Answer
The function $ f\left( x \right)=\left\{ \begin{align}
& \frac{{{x}^{2}}-1}{x-1}\text{ if }x\ne 1 \\
& 2\text{ if }x=1
\end{align} \right.$ is not discontinuous for any number.
Work Step by Step
Consider the function $ f\left( x \right)=\left\{ \begin{align}
& \frac{{{x}^{2}}-1}{x-1}\text{ if }x\ne 1 \\
& 2\text{ if }x=1
\end{align} \right.$,
Find the value of $ f\left( x \right)$ at $ x=1$,
From the definition of the function,
$ f\left( 1 \right)=2$
The function is defined at the point $ x=1$.

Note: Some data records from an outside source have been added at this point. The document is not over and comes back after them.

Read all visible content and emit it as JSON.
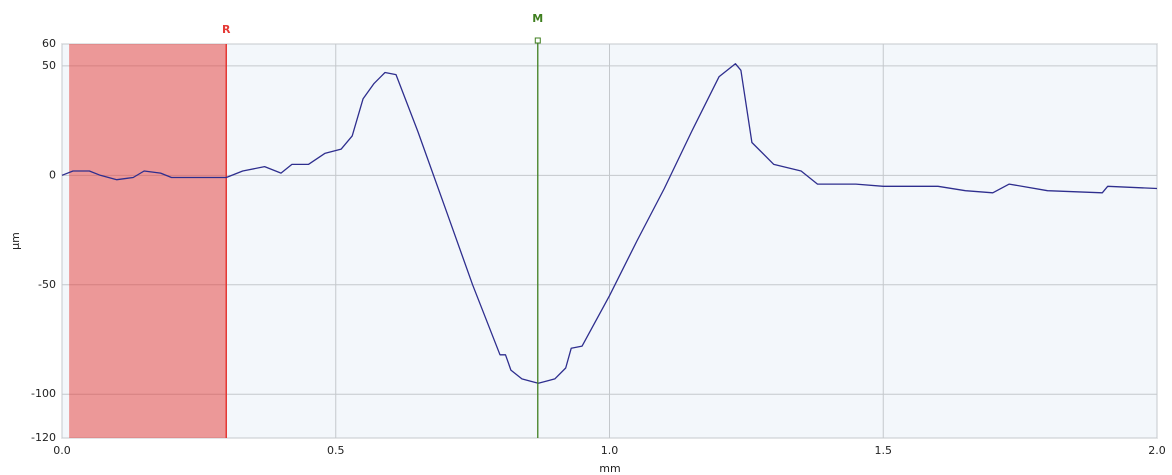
{
  "chart_data": {
    "type": "line",
    "x_label": "mm",
    "y_label": "µm",
    "x": [
      0,
      0.02,
      0.05,
      0.07,
      0.1,
      0.13,
      0.15,
      0.18,
      0.2,
      0.25,
      0.3,
      0.33,
      0.37,
      0.4,
      0.42,
      0.45,
      0.48,
      0.51,
      0.53,
      0.55,
      0.57,
      0.59,
      0.61,
      0.65,
      0.7,
      0.75,
      0.8,
      0.81,
      0.82,
      0.84,
      0.87,
      0.9,
      0.92,
      0.93,
      0.95,
      1.0,
      1.05,
      1.1,
      1.15,
      1.2,
      1.23,
      1.24,
      1.26,
      1.3,
      1.35,
      1.38,
      1.45,
      1.5,
      1.6,
      1.65,
      1.7,
      1.73,
      1.8,
      1.9,
      1.91,
      2.0
    ],
    "values": [
      0,
      2,
      2,
      0,
      -2,
      -1,
      2,
      1,
      -1,
      -1,
      -1,
      2,
      4,
      1,
      5,
      5,
      10,
      12,
      18,
      35,
      42,
      47,
      46,
      20,
      -15,
      -50,
      -82,
      -82,
      -89,
      -93,
      -95,
      -93,
      -88,
      -79,
      -78,
      -55,
      -30,
      -6,
      20,
      45,
      51,
      48,
      15,
      5,
      2,
      -4,
      -4,
      -5,
      -5,
      -7,
      -8,
      -4,
      -7,
      -8,
      -5,
      -6
    ],
    "color": "#2e2e8e",
    "xlim": [
      0,
      2
    ],
    "ylim": [
      -120,
      60
    ],
    "xticks": [
      {
        "value": 0,
        "label": "0.0"
      },
      0.5,
      {
        "value": 1,
        "label": "1.0"
      },
      1.5,
      {
        "value": 2,
        "label": "2.0"
      }
    ],
    "yticks": [
      60,
      50,
      0,
      -50,
      -100,
      -120
    ],
    "grid": true,
    "regions": [
      {
        "label": "R",
        "x": [
          0.013,
          0.3
        ],
        "color": "#e53935"
      }
    ],
    "markers": [
      {
        "label": "M",
        "x": 0.869,
        "color": "#3f7f1f"
      }
    ]
  }
}
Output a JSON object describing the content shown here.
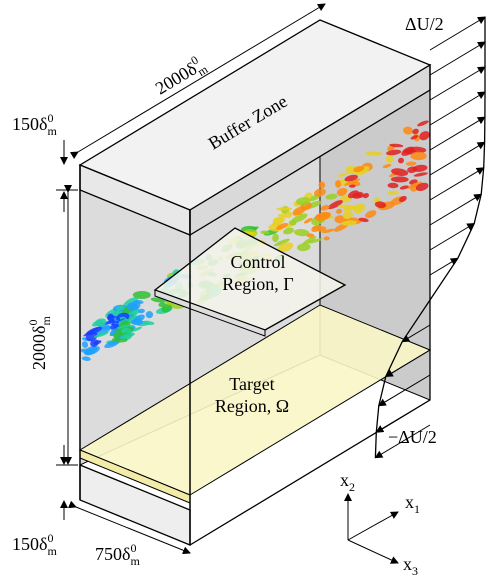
{
  "dimensions": {
    "streamwise": {
      "base": "2000δ",
      "sub": "m",
      "sup": "0"
    },
    "buffer_top": {
      "base": "150δ",
      "sub": "m",
      "sup": "0"
    },
    "height": {
      "base": "2000δ",
      "sub": "m",
      "sup": "0"
    },
    "buffer_bottom": {
      "base": "150δ",
      "sub": "m",
      "sup": "0"
    },
    "spanwise": {
      "base": "750δ",
      "sub": "m",
      "sup": "0"
    }
  },
  "velocity": {
    "top": "ΔU/2",
    "bottom": "−ΔU/2"
  },
  "regions": {
    "buffer": "Buffer Zone",
    "control": [
      "Control",
      "Region, Γ"
    ],
    "target": [
      "Target",
      "Region, Ω"
    ]
  },
  "axes": {
    "x2": {
      "base": "x",
      "sub": "2"
    },
    "x1": {
      "base": "x",
      "sub": "1"
    },
    "x3": {
      "base": "x",
      "sub": "3"
    }
  }
}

Now find the value of $\,\underset{x\to 1}{\mathop{\lim }}\,f\left( x \right)$,
$\begin{align}
& \,\,\underset{x\to 1}{\mathop{\lim }}\,\frac{{{x}^{2}}-1}{x-1}=\,\underset{x\to 1}{\mathop{\lim }}\,\frac{\left( x-1 \right)\left( x+1 \right)}{\left( x-1 \right)}\, \\
& =\,\underset{x\to 1}{\mathop{\lim }}\,x+1 \\
& =1+1 \\
& =2
\end{align}$
Thus, $\,\,\underset{x\to 1}{\mathop{\lim }}\,\frac{{{x}^{2}}-1}{x-1}=\,2$
From the above two steps, $\,\,\underset{x\to 1}{\mathop{\lim }}\,\frac{{{x}^{2}}-1}{x-1}=\,2=f\left( 1 \right)$
Thus, the function satisfies all the properties of being continuous.
Thus, the function is continuous at $ x=1$.
Hence, the function $ f\left( x \right)=\left\{ \begin{align}
& x-2\text{ if }x\le 2 \\
& {{x}^{2}}-1\text{ if }x>2
\end{align} \right.$ is not discontinuous for any number.